Women are always stereotyped as being too sensitive and over-emotional, and while that’s BS for many, for some of us, it’s actually pretty true. We don’t mean to be super intense about expressing our feelings, we just can’t help it, and sometimes life gets a bit weird because of it.
People think we’re either crazy or annoying.
We all have problems to share, but not everyone wants to hear them. We tend to vent to anyone who will listen about our thoughts, feelings and experiences, and unfortunately, some people really aren’t into it.
We disclose too much too soon.
We get a tad bit too comfortable with telling our entire life story and it can come off as a bit too much too soon. We don’t mean to be so open, but we like being upfront about who we are, and that intensity can be a bit scary for some people.
We sometimes screw ourselves over.
There are certain areas in our lives where we shouldn’t be so quick to open up, such as in a work environment or when we just start dating someone new. There are some lines that shouldn’t be crossed until we truly feel safe to share specific emotions. Unfortunately, it doesn’t always turn out that way.
Guys easily lose interest.
Being too open can drive some guys away and make them lose interest.

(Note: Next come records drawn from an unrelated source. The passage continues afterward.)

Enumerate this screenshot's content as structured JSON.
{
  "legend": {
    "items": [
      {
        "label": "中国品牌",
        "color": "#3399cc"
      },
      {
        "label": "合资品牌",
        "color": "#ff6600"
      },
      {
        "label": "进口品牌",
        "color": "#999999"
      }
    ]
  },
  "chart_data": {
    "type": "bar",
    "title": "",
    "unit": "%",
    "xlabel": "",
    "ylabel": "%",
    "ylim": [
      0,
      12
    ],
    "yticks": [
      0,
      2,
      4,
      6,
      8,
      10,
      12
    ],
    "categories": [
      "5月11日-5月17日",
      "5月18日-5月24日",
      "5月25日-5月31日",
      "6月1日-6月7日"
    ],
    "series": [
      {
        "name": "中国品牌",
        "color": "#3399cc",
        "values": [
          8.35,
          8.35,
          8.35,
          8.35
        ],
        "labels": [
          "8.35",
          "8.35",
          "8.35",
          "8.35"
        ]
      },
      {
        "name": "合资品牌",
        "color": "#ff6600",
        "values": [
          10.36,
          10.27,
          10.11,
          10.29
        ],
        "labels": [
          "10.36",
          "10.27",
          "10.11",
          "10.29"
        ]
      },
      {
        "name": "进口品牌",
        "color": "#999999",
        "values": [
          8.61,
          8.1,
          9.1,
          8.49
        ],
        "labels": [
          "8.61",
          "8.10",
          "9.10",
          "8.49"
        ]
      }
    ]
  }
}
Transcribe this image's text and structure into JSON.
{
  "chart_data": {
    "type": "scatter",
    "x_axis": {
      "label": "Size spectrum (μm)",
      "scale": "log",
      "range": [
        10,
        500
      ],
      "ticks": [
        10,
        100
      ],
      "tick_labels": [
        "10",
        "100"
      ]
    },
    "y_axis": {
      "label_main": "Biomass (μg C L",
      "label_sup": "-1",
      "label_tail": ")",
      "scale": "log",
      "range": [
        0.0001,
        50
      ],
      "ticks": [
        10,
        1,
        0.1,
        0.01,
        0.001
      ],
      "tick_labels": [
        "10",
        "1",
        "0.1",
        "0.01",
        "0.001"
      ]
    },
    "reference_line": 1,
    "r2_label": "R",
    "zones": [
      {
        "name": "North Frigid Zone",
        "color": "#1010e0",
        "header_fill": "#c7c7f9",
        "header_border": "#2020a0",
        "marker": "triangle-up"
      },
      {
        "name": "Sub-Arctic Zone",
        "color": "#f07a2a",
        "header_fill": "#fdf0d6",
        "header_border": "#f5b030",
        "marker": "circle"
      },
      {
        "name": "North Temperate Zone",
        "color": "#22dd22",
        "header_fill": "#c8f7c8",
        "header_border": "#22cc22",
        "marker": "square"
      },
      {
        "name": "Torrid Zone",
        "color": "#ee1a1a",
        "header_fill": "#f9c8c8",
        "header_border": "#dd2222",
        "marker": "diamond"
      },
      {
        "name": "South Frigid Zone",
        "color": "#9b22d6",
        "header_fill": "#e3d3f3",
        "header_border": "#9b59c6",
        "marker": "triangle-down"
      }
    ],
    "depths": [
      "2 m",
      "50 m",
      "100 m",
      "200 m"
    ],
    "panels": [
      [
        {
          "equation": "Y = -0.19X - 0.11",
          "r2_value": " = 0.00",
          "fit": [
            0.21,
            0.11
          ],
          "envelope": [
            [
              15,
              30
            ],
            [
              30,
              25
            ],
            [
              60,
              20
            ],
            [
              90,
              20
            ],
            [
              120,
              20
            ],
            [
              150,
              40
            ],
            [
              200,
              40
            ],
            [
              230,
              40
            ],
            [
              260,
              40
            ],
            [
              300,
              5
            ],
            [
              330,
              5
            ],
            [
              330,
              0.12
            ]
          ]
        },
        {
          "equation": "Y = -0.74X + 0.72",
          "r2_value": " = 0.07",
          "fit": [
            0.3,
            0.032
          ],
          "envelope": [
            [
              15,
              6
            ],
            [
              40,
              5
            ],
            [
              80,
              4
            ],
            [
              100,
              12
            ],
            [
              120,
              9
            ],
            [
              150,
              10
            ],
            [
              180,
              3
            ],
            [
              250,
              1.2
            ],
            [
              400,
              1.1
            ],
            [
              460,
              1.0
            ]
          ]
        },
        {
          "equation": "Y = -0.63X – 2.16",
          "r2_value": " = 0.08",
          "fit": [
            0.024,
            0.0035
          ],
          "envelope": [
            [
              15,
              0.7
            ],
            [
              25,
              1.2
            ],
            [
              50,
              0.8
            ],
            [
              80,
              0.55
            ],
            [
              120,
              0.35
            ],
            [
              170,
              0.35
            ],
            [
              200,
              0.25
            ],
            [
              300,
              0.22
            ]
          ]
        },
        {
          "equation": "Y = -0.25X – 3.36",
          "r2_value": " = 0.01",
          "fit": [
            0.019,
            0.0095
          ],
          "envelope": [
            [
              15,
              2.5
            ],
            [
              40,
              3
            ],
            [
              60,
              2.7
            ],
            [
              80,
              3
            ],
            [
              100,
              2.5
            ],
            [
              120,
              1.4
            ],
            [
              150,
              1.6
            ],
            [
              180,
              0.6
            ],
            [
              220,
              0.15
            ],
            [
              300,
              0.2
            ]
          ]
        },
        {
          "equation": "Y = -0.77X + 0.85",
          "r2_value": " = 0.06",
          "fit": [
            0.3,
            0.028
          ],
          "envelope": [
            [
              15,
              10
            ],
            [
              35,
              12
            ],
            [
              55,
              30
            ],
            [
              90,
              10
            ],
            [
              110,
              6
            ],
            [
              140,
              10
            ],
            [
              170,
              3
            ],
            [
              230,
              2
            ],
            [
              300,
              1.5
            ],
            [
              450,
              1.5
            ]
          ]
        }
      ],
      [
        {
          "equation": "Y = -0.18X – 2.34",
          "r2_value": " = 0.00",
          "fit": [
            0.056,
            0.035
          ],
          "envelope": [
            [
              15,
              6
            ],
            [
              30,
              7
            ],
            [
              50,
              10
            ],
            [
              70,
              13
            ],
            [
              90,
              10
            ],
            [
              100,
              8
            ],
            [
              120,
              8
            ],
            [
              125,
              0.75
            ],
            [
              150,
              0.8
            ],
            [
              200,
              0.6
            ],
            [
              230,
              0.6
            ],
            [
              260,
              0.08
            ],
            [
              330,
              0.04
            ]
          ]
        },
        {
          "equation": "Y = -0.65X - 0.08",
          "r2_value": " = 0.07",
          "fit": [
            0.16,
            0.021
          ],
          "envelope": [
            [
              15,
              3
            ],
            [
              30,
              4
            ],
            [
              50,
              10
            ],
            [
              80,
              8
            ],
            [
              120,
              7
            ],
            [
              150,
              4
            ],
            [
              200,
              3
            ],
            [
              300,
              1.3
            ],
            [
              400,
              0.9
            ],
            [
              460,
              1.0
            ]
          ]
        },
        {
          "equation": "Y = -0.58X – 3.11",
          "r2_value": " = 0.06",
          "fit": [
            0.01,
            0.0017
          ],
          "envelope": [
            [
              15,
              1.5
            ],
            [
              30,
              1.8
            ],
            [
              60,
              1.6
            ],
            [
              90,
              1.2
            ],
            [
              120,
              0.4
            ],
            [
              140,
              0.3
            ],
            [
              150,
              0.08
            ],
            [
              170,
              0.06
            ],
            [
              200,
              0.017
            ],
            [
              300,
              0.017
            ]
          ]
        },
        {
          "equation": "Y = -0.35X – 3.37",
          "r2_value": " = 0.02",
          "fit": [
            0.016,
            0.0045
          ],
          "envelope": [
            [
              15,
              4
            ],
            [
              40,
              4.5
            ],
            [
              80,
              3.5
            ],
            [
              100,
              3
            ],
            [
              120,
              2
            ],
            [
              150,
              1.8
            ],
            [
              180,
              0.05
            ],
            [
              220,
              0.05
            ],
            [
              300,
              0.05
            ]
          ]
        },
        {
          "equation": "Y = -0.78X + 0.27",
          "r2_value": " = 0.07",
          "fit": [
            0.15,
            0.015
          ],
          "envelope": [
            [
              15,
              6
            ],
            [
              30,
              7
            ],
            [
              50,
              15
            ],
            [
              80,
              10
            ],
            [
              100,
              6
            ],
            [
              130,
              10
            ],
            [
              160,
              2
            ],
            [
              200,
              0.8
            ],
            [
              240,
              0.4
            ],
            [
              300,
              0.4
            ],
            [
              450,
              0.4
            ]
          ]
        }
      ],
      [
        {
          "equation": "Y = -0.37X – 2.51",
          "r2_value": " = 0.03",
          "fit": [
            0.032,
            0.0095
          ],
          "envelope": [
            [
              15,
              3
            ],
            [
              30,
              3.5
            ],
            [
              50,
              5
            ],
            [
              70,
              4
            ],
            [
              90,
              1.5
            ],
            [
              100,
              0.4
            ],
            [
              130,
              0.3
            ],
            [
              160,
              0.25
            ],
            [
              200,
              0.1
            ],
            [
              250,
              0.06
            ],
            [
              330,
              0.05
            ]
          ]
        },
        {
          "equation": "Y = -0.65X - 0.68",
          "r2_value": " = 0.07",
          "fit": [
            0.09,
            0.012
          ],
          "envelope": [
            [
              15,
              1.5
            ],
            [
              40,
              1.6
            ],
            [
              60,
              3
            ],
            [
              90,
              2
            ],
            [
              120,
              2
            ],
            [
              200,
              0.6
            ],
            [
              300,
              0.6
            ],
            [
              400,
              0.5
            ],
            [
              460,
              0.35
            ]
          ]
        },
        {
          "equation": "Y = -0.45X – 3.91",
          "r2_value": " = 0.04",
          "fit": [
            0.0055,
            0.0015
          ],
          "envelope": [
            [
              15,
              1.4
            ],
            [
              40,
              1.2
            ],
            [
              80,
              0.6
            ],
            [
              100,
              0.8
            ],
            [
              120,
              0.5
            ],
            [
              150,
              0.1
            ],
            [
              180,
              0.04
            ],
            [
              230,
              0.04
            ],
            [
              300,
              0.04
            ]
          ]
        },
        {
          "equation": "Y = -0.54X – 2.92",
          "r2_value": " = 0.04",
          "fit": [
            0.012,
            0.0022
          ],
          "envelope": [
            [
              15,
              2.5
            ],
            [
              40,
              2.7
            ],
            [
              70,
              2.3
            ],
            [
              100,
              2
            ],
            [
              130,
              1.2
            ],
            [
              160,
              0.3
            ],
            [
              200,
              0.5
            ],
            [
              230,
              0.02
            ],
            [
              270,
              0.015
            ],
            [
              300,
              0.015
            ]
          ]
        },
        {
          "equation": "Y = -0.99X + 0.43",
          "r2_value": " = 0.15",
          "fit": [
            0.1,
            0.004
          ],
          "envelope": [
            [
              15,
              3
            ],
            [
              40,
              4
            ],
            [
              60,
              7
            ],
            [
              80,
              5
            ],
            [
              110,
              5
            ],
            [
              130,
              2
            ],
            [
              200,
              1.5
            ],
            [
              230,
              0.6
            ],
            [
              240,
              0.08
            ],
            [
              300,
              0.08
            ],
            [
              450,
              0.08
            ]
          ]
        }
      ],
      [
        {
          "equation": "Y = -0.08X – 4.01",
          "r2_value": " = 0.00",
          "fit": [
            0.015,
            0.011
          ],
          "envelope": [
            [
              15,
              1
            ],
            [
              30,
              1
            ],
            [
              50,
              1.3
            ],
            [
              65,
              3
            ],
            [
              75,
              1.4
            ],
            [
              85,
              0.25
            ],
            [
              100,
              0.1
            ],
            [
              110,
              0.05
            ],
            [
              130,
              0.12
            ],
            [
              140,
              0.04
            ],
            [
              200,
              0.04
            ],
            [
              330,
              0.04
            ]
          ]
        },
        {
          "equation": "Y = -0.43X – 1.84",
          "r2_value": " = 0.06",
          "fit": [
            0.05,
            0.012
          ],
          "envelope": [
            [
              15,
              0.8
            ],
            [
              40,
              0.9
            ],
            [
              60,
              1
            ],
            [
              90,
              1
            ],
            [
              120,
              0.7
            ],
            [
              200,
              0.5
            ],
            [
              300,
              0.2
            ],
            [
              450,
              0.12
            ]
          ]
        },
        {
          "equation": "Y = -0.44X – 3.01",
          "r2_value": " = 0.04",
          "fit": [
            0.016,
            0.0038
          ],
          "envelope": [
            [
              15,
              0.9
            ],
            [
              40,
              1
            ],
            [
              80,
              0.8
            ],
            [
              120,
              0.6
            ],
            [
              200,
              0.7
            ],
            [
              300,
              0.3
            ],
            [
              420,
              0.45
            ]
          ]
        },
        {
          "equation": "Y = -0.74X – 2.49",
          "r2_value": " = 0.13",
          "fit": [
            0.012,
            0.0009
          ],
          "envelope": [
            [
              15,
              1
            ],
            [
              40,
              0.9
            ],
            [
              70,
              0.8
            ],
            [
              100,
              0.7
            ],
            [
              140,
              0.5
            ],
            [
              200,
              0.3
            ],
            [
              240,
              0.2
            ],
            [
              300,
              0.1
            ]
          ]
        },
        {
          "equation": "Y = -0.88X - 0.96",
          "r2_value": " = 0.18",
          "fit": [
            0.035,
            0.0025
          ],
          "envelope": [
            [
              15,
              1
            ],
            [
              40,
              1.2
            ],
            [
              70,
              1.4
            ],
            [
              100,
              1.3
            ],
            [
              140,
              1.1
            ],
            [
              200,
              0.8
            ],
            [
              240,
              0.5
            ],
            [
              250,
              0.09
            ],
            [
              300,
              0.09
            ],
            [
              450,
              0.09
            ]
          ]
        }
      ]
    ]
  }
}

We don’t leave much room for mystery if we tell too much, but we can’t help but spill our guts when we really like a guy. It’s a sign that we feel good about where things are going, but he might not see it that way.
Everyone knows our secrets, but we don’t know anyone else’s.
Just because we’re open to sharing how you feel doesn’t mean that other people are willing to do the same. We don’t want to end up being the person who everyone knows everything about, so we try to keep some things to ourselves, which is easier said than done.
It makes us seem weak.
We all have bad days and get really upset or angry, and we know that doesn’t mean we need to shout it to the whole world. If we constantly go around telling everyone when we’re upset or angry, it can make it seem like that’s the way we always are. We know we need to be strong and learn how to control our emotions, but that doesn’t make doing it any easier.
Not everyone can relate to what we’re going through.
As humans, we feel the need to be able to connect to one another. The things is, not everyone has that ability (or the desire to do it). We expect people not only to be receptive to our emotions, but empathetic, as well, and we’re often disappointed when that’s not what we get.
It might be too much for people to handle.
We know we’re guilty of oversharing and we try not to do it, but sometimes we just can’t help ourselves. Of course, that freaks a lot of people out and costs us a lot of relationships, both romantic and platonic, from people who just can’t cope with so much intensity so soon. Ugh.